From China’s largest urban lake to Hubu Alley’s bustling street life, Wuhan provides a distinctly charming cultural adventure.
The storied East Lake is like a blue pendant surrounded by green-gemmed gardens and has been a scenic attraction for millennia.
Perched atop Yellow Crane Tower, the city of Wuhan wreathed in mist, it’s easy to imagine a time long ago when legend tells of a penurious Taoist priest’s visit to a wine store on Snake Mountain. Unable to pay for his wine, the sage drew a magic crane on the wall and performed a rite so that, whenever it heard clapping, the bird would perform a jig.
The citizens of the city were so enraptured that the wine store was always full. A decade later, the sage returned, played his flute and rode that crane to the heavens. To commemorate the wondrous event, the wine store owner built the tower that still stands today, albeit in its reconstructed form.
And it is still a magical place in the heart of the city, not just in terms of location but also spiritually. First built in approximately 220 AD, it has been lauded in Chinese poetry over the centuries and has borne witness to some of the most historic events to shake the country, from the battle of Red Cliffs just before the Three Kingdoms period (220-280AD) up to the present day.
Centre of Culture
From the peaked pagoda of Yellow Crane Tower, you can see the iconic 1.6-kilometre double-decked road and railway of Wuhan Yangtze River Bridge that spans China’s and Asia’s longest river while connecting two of the three cities that historically make up Wuhan. Also nearby is Hubei Provincial Museum, tracing the more than 3,500-year history of the metropolis. It will take at least a morning or an afternoon to peruse a portion of the 200,000-plus cultural items and relics on display in one of China’s best-known museums, but you will certainly have a strong grasp of the nation’s long and fascinating history by the time you finish. Special highlights include the Sword of Goujian and artefacts from the Tomb of Marquis Yi of Zeng.

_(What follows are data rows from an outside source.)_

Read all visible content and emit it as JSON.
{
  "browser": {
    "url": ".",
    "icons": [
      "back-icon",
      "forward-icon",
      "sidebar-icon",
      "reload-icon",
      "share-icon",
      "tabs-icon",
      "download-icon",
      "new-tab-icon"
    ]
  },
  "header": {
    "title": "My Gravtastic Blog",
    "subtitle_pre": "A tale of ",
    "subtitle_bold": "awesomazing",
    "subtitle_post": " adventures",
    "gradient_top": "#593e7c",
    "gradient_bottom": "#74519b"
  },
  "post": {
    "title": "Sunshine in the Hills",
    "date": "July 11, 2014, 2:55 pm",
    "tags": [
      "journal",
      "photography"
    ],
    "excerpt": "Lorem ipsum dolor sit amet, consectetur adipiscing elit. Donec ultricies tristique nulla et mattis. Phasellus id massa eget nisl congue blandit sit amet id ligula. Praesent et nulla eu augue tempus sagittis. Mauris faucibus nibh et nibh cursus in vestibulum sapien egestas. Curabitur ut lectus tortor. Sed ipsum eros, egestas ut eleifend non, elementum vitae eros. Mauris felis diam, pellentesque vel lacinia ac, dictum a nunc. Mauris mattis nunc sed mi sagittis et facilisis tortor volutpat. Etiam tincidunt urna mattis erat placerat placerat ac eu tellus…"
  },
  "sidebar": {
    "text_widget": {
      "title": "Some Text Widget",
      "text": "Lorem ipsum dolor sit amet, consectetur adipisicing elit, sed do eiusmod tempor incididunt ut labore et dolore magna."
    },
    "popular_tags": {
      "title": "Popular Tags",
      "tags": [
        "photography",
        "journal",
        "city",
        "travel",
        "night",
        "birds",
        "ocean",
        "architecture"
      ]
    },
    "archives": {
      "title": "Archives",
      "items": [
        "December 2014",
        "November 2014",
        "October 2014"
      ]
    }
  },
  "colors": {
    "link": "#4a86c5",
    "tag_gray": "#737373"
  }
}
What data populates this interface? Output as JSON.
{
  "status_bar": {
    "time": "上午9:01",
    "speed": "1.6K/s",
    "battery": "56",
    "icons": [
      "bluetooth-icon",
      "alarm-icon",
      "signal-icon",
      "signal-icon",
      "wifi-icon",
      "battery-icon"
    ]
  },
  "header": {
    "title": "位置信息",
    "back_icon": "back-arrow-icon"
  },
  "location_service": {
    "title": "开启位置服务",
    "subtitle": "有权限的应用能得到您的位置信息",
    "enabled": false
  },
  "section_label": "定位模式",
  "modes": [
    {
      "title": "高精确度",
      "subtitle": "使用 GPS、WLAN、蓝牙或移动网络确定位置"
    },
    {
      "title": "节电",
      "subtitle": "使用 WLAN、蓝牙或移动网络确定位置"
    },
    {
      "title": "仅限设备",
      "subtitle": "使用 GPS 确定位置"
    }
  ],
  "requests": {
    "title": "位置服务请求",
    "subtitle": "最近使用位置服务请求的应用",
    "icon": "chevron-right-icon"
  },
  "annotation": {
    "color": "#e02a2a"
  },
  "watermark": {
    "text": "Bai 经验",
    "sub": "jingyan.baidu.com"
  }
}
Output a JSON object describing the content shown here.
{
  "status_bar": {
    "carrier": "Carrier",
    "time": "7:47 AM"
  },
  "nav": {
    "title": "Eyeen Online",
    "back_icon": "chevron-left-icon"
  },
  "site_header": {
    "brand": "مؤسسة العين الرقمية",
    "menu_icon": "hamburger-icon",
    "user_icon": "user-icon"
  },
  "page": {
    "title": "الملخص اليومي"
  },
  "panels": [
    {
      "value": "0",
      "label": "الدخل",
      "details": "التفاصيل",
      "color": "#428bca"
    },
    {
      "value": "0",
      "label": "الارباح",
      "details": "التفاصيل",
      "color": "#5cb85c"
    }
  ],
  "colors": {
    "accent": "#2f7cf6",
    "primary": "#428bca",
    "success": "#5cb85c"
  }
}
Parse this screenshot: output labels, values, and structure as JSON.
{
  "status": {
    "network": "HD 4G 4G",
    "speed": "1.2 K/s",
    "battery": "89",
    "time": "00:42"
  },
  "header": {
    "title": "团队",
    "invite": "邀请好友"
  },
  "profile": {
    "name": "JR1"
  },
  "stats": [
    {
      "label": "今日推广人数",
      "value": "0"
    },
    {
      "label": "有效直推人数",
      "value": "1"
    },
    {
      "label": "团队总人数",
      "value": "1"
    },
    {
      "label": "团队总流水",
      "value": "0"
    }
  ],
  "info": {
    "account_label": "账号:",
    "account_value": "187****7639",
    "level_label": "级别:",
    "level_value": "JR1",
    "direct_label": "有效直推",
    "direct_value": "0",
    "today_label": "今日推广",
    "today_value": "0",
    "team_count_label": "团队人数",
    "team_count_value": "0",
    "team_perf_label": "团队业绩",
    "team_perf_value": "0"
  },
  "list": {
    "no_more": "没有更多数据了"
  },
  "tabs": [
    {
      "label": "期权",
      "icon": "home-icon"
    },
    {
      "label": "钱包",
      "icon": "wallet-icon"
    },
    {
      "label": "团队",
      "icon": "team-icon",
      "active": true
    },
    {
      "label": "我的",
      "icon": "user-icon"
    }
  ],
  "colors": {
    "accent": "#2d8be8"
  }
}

A short walk from the museum is Mao Zedong’s Summer Villa, where the chairman used to visit once a year. Built in a 1950s style, it features the revolutionary leader’s car in a glass enclosure. History buffs will also want to see the Memorial Hall of the 1911 Wuchang Uprising, which is where Sun Yat-sen sparked the overthrow of the Qing Dynasty and China’s last emperor.
City of A Thousand Lakes
The beating heart of China, Wuhan has oft been called the “Orient’s Chicago,” partly because of its central geographical location and status as a transportation hub, and also because of its impressive lakes. Hubei’s provincial capital is also known as “The City of a Thousand Lakes.” The storied East Lake is like a blue pendant surrounded by green-gemmed gardens and has been a scenic attraction for millennia.
A notable site near the lake is Wuhan University’s grounds, that appears to flame up so beauteously in spring that even the Japanese make “sakura” or cherry tree blossom pilgrimages there. The largest urban lake in China also boasts of a record-breaking variety of plum trees that provide a riot of seasonal colour in the environs of Mount Muo and its six peaks.
Also at the heart of the city is Shangri-La Hotel, Wuhan, offering views of the vibrant financial district and lush gardens. Each of the 442 spacious guestrooms and suites have been recently refurbished, featuring contemporary Chinese décor. Signature restaurant Shang Palace is a must, famed for its dim sum and Cantonese specialities.
The hotel’s plush environment and impressive lifestyle-boosting recreational facilities make it the perfect base to explore Wuhan – a thrusting and ambitious metropolis of 9.8 million people, which has a growing reputation as a venue for business meetings and conventions.
While venerable history, impressive culture and modern conveniences are draws, so too is Wuhan’s shopping and street life. For a genuine taste of the city, seek out the 400-year-old Hubu Alley, which is famed far and wide for its breakfast dishes. Pick at your pleasure along the narrow and long roadside from vendors’ treats such as hot dry noodles, bean and rice flour wraps filled with a variety of fresh ingredients (a favourite of the Chairman!) or fried dough cakes – a savoury Eastern equivalent of the doughnut.
Another destination for the epicure is Jiqing Street. Packed with roadside stalls, bars, music and restaurants, this street doesn’t truly come alive until after 9p.m. Some say, “You don’t know Wuhan until you’ve been to Jiqing” and there’s truth to this. Meanwhile, for a more leisurely look at what the city has to offer, Tanhualin is a charming area accentuated by colonial architecture and home to quaint coffee shops, local crafts and curios.
Quoting the poet Cui Hao and his poem Yellow Crane Tower, “The yellow crane has long since gone away, but here remains a land of plenty and wonder.”